An E. coli O157:H7 outbreak and an associated recall have both expanded in Scotland. As a result, Errington Cheese Ltd. must destroy cheese worth at least $334,000, while a top E. coli expert questions whether health officials are “over-interpreting scientific evidence.”
The addition of two more confirmed cases brings the number of ill people in the outbreak to 22, with 13 admitted to hospitals for treatment. Of the 22, at least 19 ate Errington Dunsyre Blue cheese before becoming sick, according to officials.
The victims include a 3-year-old girl from Dunbartonshire who died. Additional children in the Angus area could be added to the outbreak list, according to Food Standards Scotland (FSS).
A blanket ban on the sale of all cheese from Errington Cheese Ltd. of Carnwath, South Lanarkshire, was put in place a week ago after FSS linked the outbreak and death.
The agency found a non-O157 strain of E. coli in one sample of Errington’s Dunsyre Blue cheese, which it called a “serious risk to public health.” In 13 samples of Dunsyre Blue and Lanark White cheeses from Errington Cheese, “presumptive positives” were found for shiga toxin, which means E. coli is likely and the product is viewed as “potentially hazardous to health.”
FSS found E. coli in one sample of Lanark White cheese, but six genes found in people who were infected were not present in that sample. However, the cheese was still found to be “potentially injurious to health or/or unit for human consumption.”
Further “confirmatory” testing is underway and the multi-agency Incident Management Team (IMT) that originally did the investigation is being reconvened to hear the latest developments. It had been disbanded when it declared the outbreak over.
Owners question FSS procedures
Errington Cheese is well-known as one of Scotland’s gourmet cheese producers, and owners of the family operation say the ban on all their cheeses, in addition to the order to destroy recalled products, will likely bankrupt them.
Humphrey Errington, who heads the cheese company, has been reported as saying there is no real evidence connecting his family’s cheese to the outbreak. He contends FSS won’t talk to the family about proof to justify the sales ban. FSS reported it has shared test results with Errington and all the evidence has been reviewed by food examiners.
Errington, however, has raised some doubts in the mind of professor Hugh Pennington, author of “When Food Kills,” who is known for heading independent inquiries into an E. coli outbreak in central Scotland in 1996 and a 2005 E. coli outbreak in Wales.
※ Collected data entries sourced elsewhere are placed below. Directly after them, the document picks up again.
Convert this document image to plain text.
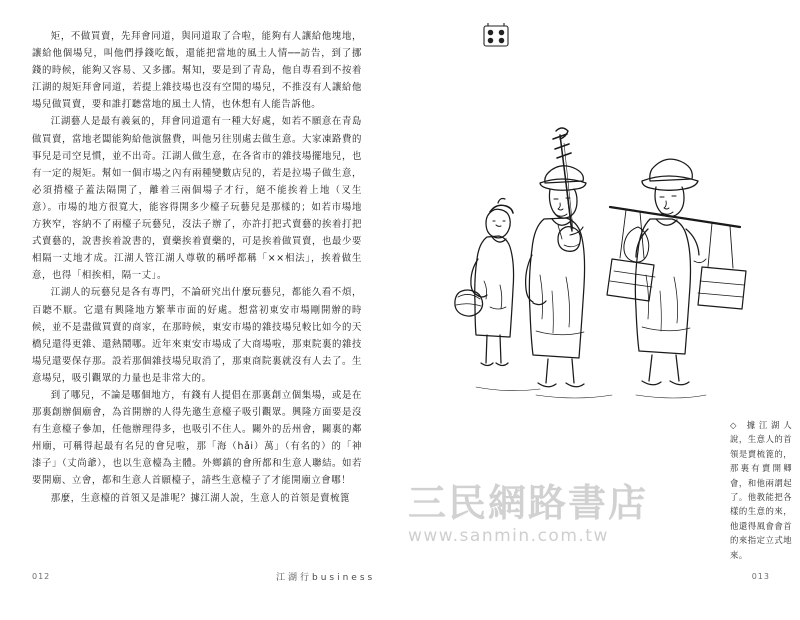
矩，不做買賣，先拜會同道，與同道取了合啦，能夠有人讓給他塊地，讓給他個場兒，叫他們掙錢吃飯，還能把當地的風土人情──訪告，到了挪錢的時候，能夠又容易、又多挪。幫知，要是到了青島，他自專看到不按着江湖的規矩拜會同道，若提上雜技場也沒有空閒的場兒，不推沒有人讓給他場兒做買賣，要和誰打聽當地的風土人情，也休想有人能告訴他。

江湖藝人是最有義氣的，拜會同道還有一種大好處，如若不願意在青島做買賣，當地老闆能夠給他演盤費，叫他另往別處去做生意。大家凍路費的事兒是司空見慣，並不出奇。江湖人做生意，在各省市的雜技場擺地兒，也有一定的規矩。幫如一個市場之內有兩種變數店兒的，若是拉場子做生意，必須揹檯子蓋法隔開了，離着三兩個場子才行，絕不能挨着上地（叉生意）。市場的地方很寬大，能容得開多少檯子玩藝兒是那樣的；如若市場地方狹窄，容納不了兩檯子玩藝兒，沒法子辦了，亦許打把式賣藝的挨着打把式賣藝的，說書挨着說書的，賣藥挨着賣藥的，可是挨着做買賣，也最少要相隔一丈地才成。江湖人管江湖人尊敬的稱呼都稱「××相法」，挨着做生意，也得「相挨相，隔一丈」。

江湖人的玩藝兒是各有專門，不論研究出什麼玩藝兒，都能久看不煩，百聽不厭。它還有興隆地方繁華市面的好處。想當初東安市場剛開辦的時候，並不是盡做買賣的商家，在那時候，東安市場的雜技場兒較比如今的天橋兒還得更雜、還熱鬧哪。近年來東安市場成了大商場啦，那東院裏的雜技場兒還要保存那。設若那個雜技場兒取消了，那東商院裏就沒有人去了。生意場兒，吸引觀眾的力量也是非常大的。

到了哪兒，不論是哪個地方，有錢有人提倡在那裏創立個集場，或是在那裏創辦個廟會，為首開辦的人得先邀生意檯子吸引觀眾。興隆方面要是沒有生意檯子參加，任他辦理得多，也吸引不住人。關外的岳州會，關裏的鄰州廟，可稱得起最有名兒的會兒啦，那「海（hǎi）萬」（有名的）的「神漆子」（丈尚爺），也以生意檯為主體。外鄉鎮的會所都和生意人聯結。如若要開廟、立會，都和生意人首願檯子，請些生意檯子了才能開廟立會哪！

那麼，生意檯的首領又是誰呢？據江湖人說，生意人的首領是賣梳篦

012	江湖行business
◇ 據江湖人說，生意人的首領是賣梳篦的，那裏有賣開卿會，和他兩謂起了。他教能把各樣的生意的來，他還得風會會首的來指定立式地來。
013
三民網路書店
www.sanmin.com.tw
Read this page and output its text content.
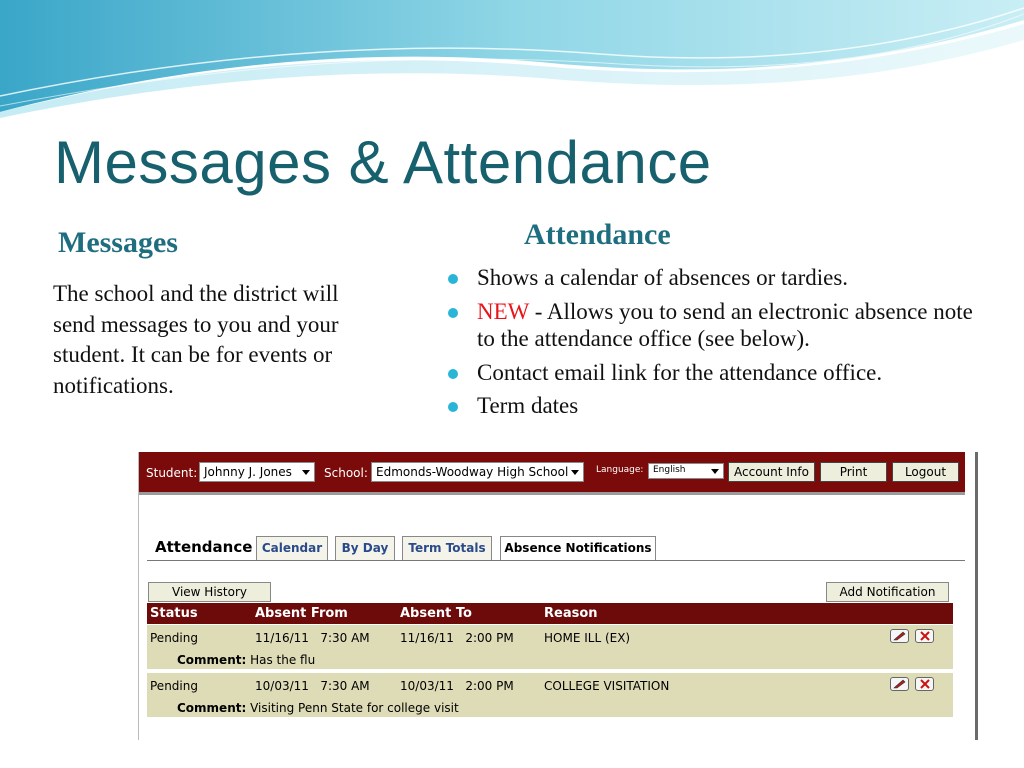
Messages & Attendance
Messages	Attendance
The school and the district will send messages to you and your student. It can be for events or notifications.
Shows a calendar of absences or tardies.
NEW - Allows you to send an electronic absence note to the attendance office (see below).
Contact email link for the attendance office.
Term dates
Student: Johnny J. Jones	School: Edmonds-Woodway High School	Language:	English	Account Info	Print	Logout
Attendance Calendar	By Day	Term Totals	Absence Notifications
View History	Add Notification
Status	Absent From	Absent To	Reason
Pending	11/16/11   7:30 AM	11/16/11   2:00 PM	HOME ILL (EX)
Comment: Has the flu
Pending	10/03/11   7:30 AM	10/03/11   2:00 PM	COLLEGE VISITATION
Comment: Visiting Penn State for college visit
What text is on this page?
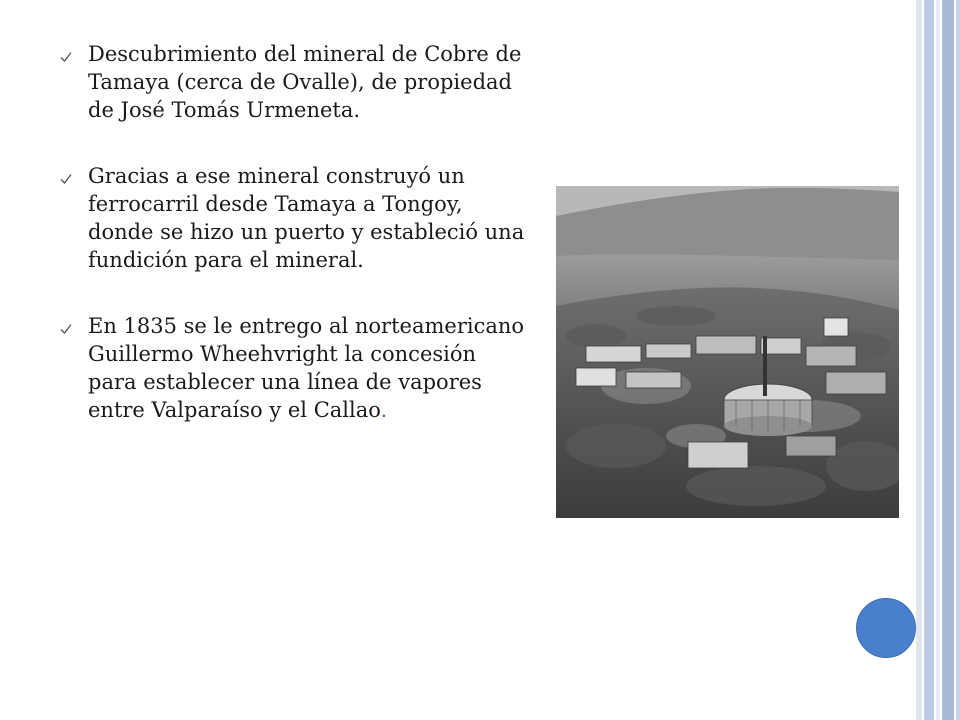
Descubrimiento del mineral de Cobre de Tamaya (cerca de Ovalle), de propiedad de José Tomás Urmeneta.
Gracias a ese mineral construyó un ferrocarril desde Tamaya a Tongoy, donde se hizo un puerto y estableció una fundición para el mineral.
En 1835 se le entrego al norteamericano Guillermo Wheehvright la concesión para establecer una línea de vapores entre Valparaíso y el Callao.
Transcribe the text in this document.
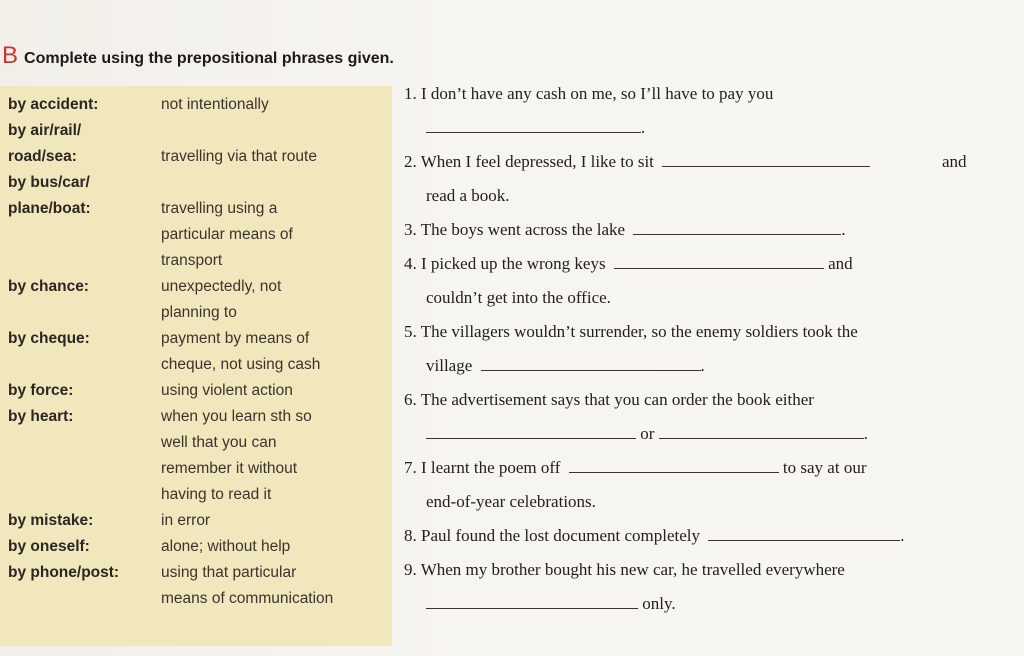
B Complete using the prepositional phrases given.
by accident:	not intentionally
by air/rail/
road/sea:	travelling via that route
by bus/car/
plane/boat:	travelling using a
particular means of
transport
by chance:	unexpectedly, not
planning to
by cheque:	payment by means of
cheque, not using cash
by force:	using violent action
by heart:	when you learn sth so
well that you can
remember it without
having to read it
by mistake:	in error
by oneself:	alone; without help
by phone/post:	using that particular
means of communication
1. I don’t have any cash on me, so I’ll have to pay you
.
2. When I feel depressed, I like to sit	and
read a book.
3. The boys went across the lake	.
4. I picked up the wrong keys	and
couldn’t get into the office.
5. The villagers wouldn’t surrender, so the enemy soldiers took the
village	.
6. The advertisement says that you can order the book either
or	.
7. I learnt the poem off	to say at our
end-of-year celebrations.
8. Paul found the lost document completely	.
9. When my brother bought his new car, he travelled everywhere
only.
He is frequently cited in British media for his expertise on microbiology and food safety.
Pennington, emeritus professor of bacteriology at the University of Aberdeen, says there is “moderately strong” evidence against Errington’s Dunsyre Blue cheese, but “no scientific evidence” on Errington’s other cheese.
The man who is arguably the United Kingdom’s top food safety expert says there is a real possibility that FSS is “over-interpreting scientific evidence.”
Originally, only batches of Dunsyre Blue and Lanark White cheeses from Errington Cheese were involved in the recall. The products were distributed in both Scotland and England.
But, on Sept. 15, all cheeses produced by Errington were added to the recall notice. Those included Lanark Blue, Dunsyre Baby, Maisie’s Kebbuck, Cora Linn and Sir Lancelot cheeses and all cheeses produced by the company up to Sept. 15.
FSS also expanded a public health notice to include England, Wales and Northern Ireland. It warned anyone with E. coli-like symptoms – abdominal pain, bloody diarrhea, and kidney ailments – to seek immediate medical attention.
People, especially those with compromised immune systems, were also cautioned against eating any cheese made with unpasteurized raw milk.
The IMT consensus is that the Dunsyre Blue from Errington Cheese Ltd. is the most likely source of the outbreak. It has confirmed 19 of the 22 infected individuals ate the blue cheese before the onset of the illness.